To make the center module, glue the collar into place on piece A, aligning it with the shallow-drilled hole. A toothpick can help spread glue around the rim of the shallow hole to minimize excess. Clamp, carefully remove any squeeze-out, and let the glue dry.

Taping candle holder parts to base
To locate upper support B under top A, adhere these parts temporarily with a loop of tape.

Place a loop of masking tape on the top face of the upper support (piece B) and press that piece gently into position on the underside of piece A, aligning their front and back edges. Slide the shallow-drilled end of a D piece under each end of the A piece.

Dry assembling menorah parts
Now butt two side module D pieces into place to make fine adjustments to the taped position, lining up the through and shallow candle holes.

Adjust the parts as needed until the through and shallow candle holes on both sides are aligned. Press down on A to compress the tape loop and secure this position. Remove the D pieces and mark across A/B to register the glue-up. Then peel off the masking tape and glue A and B together. Clamp the parts, making sure the penciled reference marks remain aligned while the glue dries.

Marking glue-up locations for parts on menorah project
Then, mark pieces A and B, remove the tape and glue the two parts together.

To make the four side modules, glue one bottom side E piece to the underside of each of the four remaining D pieces. Clamp each module, carefully removing any squeeze-out, and let the glue dry. Sand the sides of the modules flush with a vertical belt sander.

Clamping candle holder collars to
Position the interlocking bottom side pieces (E) beneath the shallow-drilled end of the upper sides when gluing up these parts.

Before gluing all the modules together, it’s a good idea to do a dry run to determine the sequence that gives the best fit between adjacent units and the most attractive appearance. Use pieces of 3/8″ scrap to stabilize the modules as you try out your options.

Sanding candle holder and base edge smooth
Align the part edges as closely as possible to reduce the amount of sanding that will be needed to smooth the module profiles.

When you’re satisfied with the arrangement, number the modules to prevent confusion during glue-up. If you’re planning a curved version, make a small angle guide to keep the menorah’s overall shape uniform.

Assembling Modules, Finishing Up

Gluing and clamping whole menorah assembly
Starting from the center and working outward, carefully glue and clamp the modules together, making sure their through and shallow candle holes align.

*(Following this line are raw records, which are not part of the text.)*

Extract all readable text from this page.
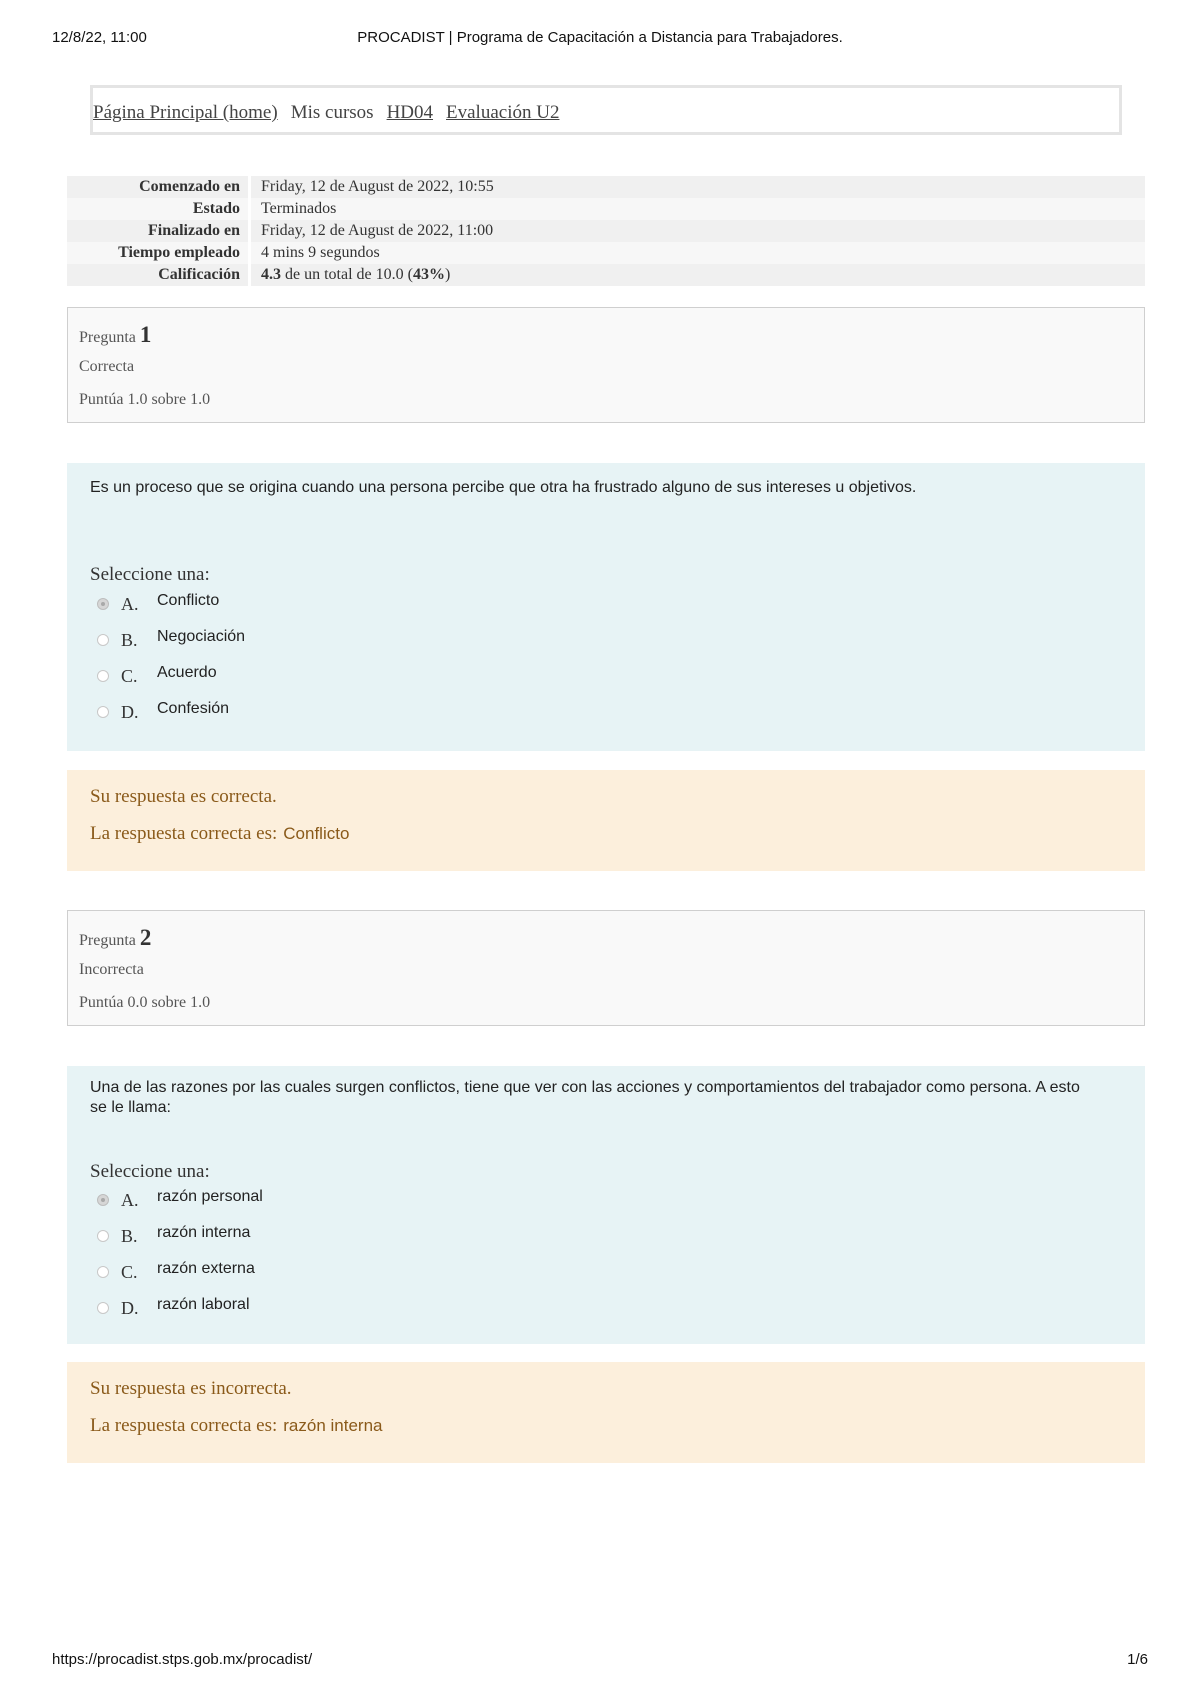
12/8/22, 11:00	PROCADIST | Programa de Capacitación a Distancia para Trabajadores.
Página Principal (home) Mis cursos HD04 Evaluación U2
Comenzado en	Friday, 12 de August de 2022, 10:55
Estado	Terminados
Finalizado en	Friday, 12 de August de 2022, 11:00
Tiempo empleado	4 mins 9 segundos
Calificación	4.3 de un total de 10.0 (43%)
Pregunta 1
Correcta
Puntúa 1.0 sobre 1.0
Es un proceso que se origina cuando una persona percibe que otra ha frustrado alguno de sus intereses u objetivos.
Seleccione una:
A. Conflicto
B. Negociación
C. Acuerdo
D. Confesión
Su respuesta es correcta.
La respuesta correcta es: Conflicto
Pregunta 2
Incorrecta
Puntúa 0.0 sobre 1.0
Una de las razones por las cuales surgen conflictos, tiene que ver con las acciones y comportamientos del trabajador como persona. A esto se le llama:
Seleccione una:
A. razón personal
B. razón interna
C. razón externa
D. razón laboral
Su respuesta es incorrecta.
La respuesta correcta es: razón interna
https://procadist.stps.gob.mx/procadist/	1/6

Begin by gluing a side module to one end of the center module. Clamp the glued unit, clean away squeeze-out, then attach a module to the other end in the same way. Add modules outward in this manner. Make sure the deeper candle holes on the end modules face out.

Using guide to assure menorah parts are even
Check for symmetry between the sides as you work. A small block of wood can help aid in this alignment if the project arms are straight.

The center of the menorah is stabilized from behind by a three-piece glue-up of lower supports (C). Face-glue the two shortened lower supports and let this assembly dry.

Scroll sawing menorah foot
Cut along the curved line of pattern F to create the laminated center foot.

Then orient this piece with its curved side up and attach pattern F to the top face. Cut along the pattern’s curved line to create the foot for the stabilizing unit. Sand it smooth.

Gluing menorah foot to support panel
Glue it to the full-length lower support (C) so that their curves are flush.

Now glue the flat face of the foot to the full-length lower support piece, matching their curved and flat faces. Sand this assembly when it dries, then glue and clamp it into place at the back edge of the menorah.

Final clamping and glue-up for full menorah assembly
Sand it smooth when the glue dries. Then glue and clamp this assembly to the bottom of the menorah’s upper support (B), with the curved back edges of the parts aligned.

Sand the whole project to 220-grit. I finished my menorah with shellac, then several coats of lacquer, smoothing between coats with 0000 steel wool.